Quantcast
Viewing all articles
Browse latest Browse all 251

Rishi Sunak set to invite China to new global AI research body

LONDON — China will be invited to join a new global AI research body which Rishi Sunak hopes to establish at next month’s summit at Bletchley Park, a U.K. official involved in discussions has told POLITICO.

According to a draft communiqué, Sunak is seeking backing for a global network of AI safety researchers that will support policy making across the world. Britain wants the network to pull on existing research to produce an annual report that will be written by an expert panel chaired by an academic from outside the U.K.

“It is proposed this network should be an informal and inclusive arrangement for supporting bilateral, plurilateral and multilateral research collaboration … it will not make policy or regulatory recommendations, but we hope its outputs can help inform both international and domestic policy-making in this space,” reads the draft document, dated October 16.

Britain is aiming to get backing from a broad range of countries for the network ahead of its AI safety summit on November 1 and 2, including the United States, European Union and China. The new network will be different from existing research initiatives, such as the Franco-Canadian led Global Partnership on Artificial Intelligence (GPAI), because it will involve Chinese participation. 

“We’re keen to engage with China on scientific collaboration. They’re not part of GPAI and we’d like to fill that gap,” said the U.K. official quoted above. They were granted anonymity to discuss multilateral discussions.

“Nothing has been agreed,” said a spokesperson for the U.K. government. “Discussions at the AI Safety Summit will involve exploring areas for international collaboration on frontier AI safety and research. There are different ways to do this, which we’ll continue to discuss with partners and industry.”

Britain has invited the Chinese minister for science and technology Wang Zhigang to the summit, said a second U.K. official who was granted anonymity as they were not authorized to speak publicly.

Frictions loom over talks

The new research network will be distinct from the “AI Safety Institute” that Britain will pitch at the summit as a body that will inspect and assess the national security risks associated with the most advanced forms of the emerging technology. 
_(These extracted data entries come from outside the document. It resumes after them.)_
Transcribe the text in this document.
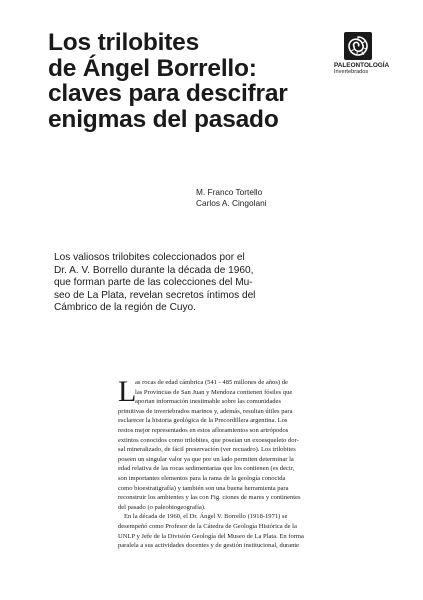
Los trilobites
de Ángel Borrello:
claves para descifrar
enigmas del pasado
PALEONTOLOGÍA
Invertebrados
M. Franco Tortello
Carlos A. Cingolani
Los valiosos trilobites coleccionados por el
Dr. A. V. Borrello durante la década de 1960,
que forman parte de las colecciones del Mu-
seo de La Plata, revelan secretos íntimos del
Cámbrico de la región de Cuyo.
L
as rocas de edad cámbrica (541 - 485 millones de años) de
las Provincias de San Juan y Mendoza contienen fósiles que
aportan información inestimable sobre las comunidades
primitivas de invertebrados marinos y, además, resultan útiles para
esclarecer la historia geológica de la Precordillera argentina. Los
restos mejor representados en estos afloramientos son artrópodos
extintos conocidos como trilobites, que poseían un exoesqueleto dor-
sal mineralizado, de fácil preservación (ver recuadro). Los trilobites
poseen un singular valor ya que por un lado permiten determinar la
edad relativa de las rocas sedimentarias que los contienen (es decir,
son importantes elementos para la rama de la geología conocida
como bioestratigrafía) y también son una buena herramienta para
reconstruir los ambientes y las con Fig. ciones de mares y continentes
del pasado (o paleobiogeografía).
En la década de 1960, el Dr. Ángel V. Borrello (1918-1971) se
desempeñó como Profesor de la Cátedra de Geología Histórica de la
UNLP y Jefe de la División Geología del Museo de La Plata. En forma
paralela a sus actividades docentes y de gestión institucional, durante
The Rishi Sunak government will discuss the institute on the second day of the summit, which will only involve like-minded countries — so not China — and a smaller group of companies, such as DeepMind, OpenAI and Anthropic, that produce the most advanced forms of AI. 

The new network, however, forms part of a communiqué outlining the risks and opportunities of AI that Britain is seeking broad backing for, including from rivals like the U.S. and China. 

Details of the broad-based research network emerge as China launched its own “Global AI Governance Initiative” this week. Chinese officials warned about the risks of AI falling into non-state actor hands, the need to develop human-centric AI and how to assess the technology, indicating areas of convergence with the West on high-level principles.

“This has the potential to show clearer lines on what the West and China can work on together on AI,” Sihao Huang, an AI governance expert at Oxford University. “I think there is room for collaboration.” 

But the Chinese proposal also sketches out areas of potential friction with the West on AI. 

Pitching itself as sticking up for the little guy, Beijing says that “all countries, regardless of their size, strength, or social system, should have equal rights to develop and use AI,” that AI tech should be made available to the public under “open-source terms.” 

In a nod to tightening U.S. curbs of exports of the microchips vital for AI development to China, the document says it opposes “creating barriers and disrupting the global AI supply chain through technological monopolies and unilateral coercive measures.”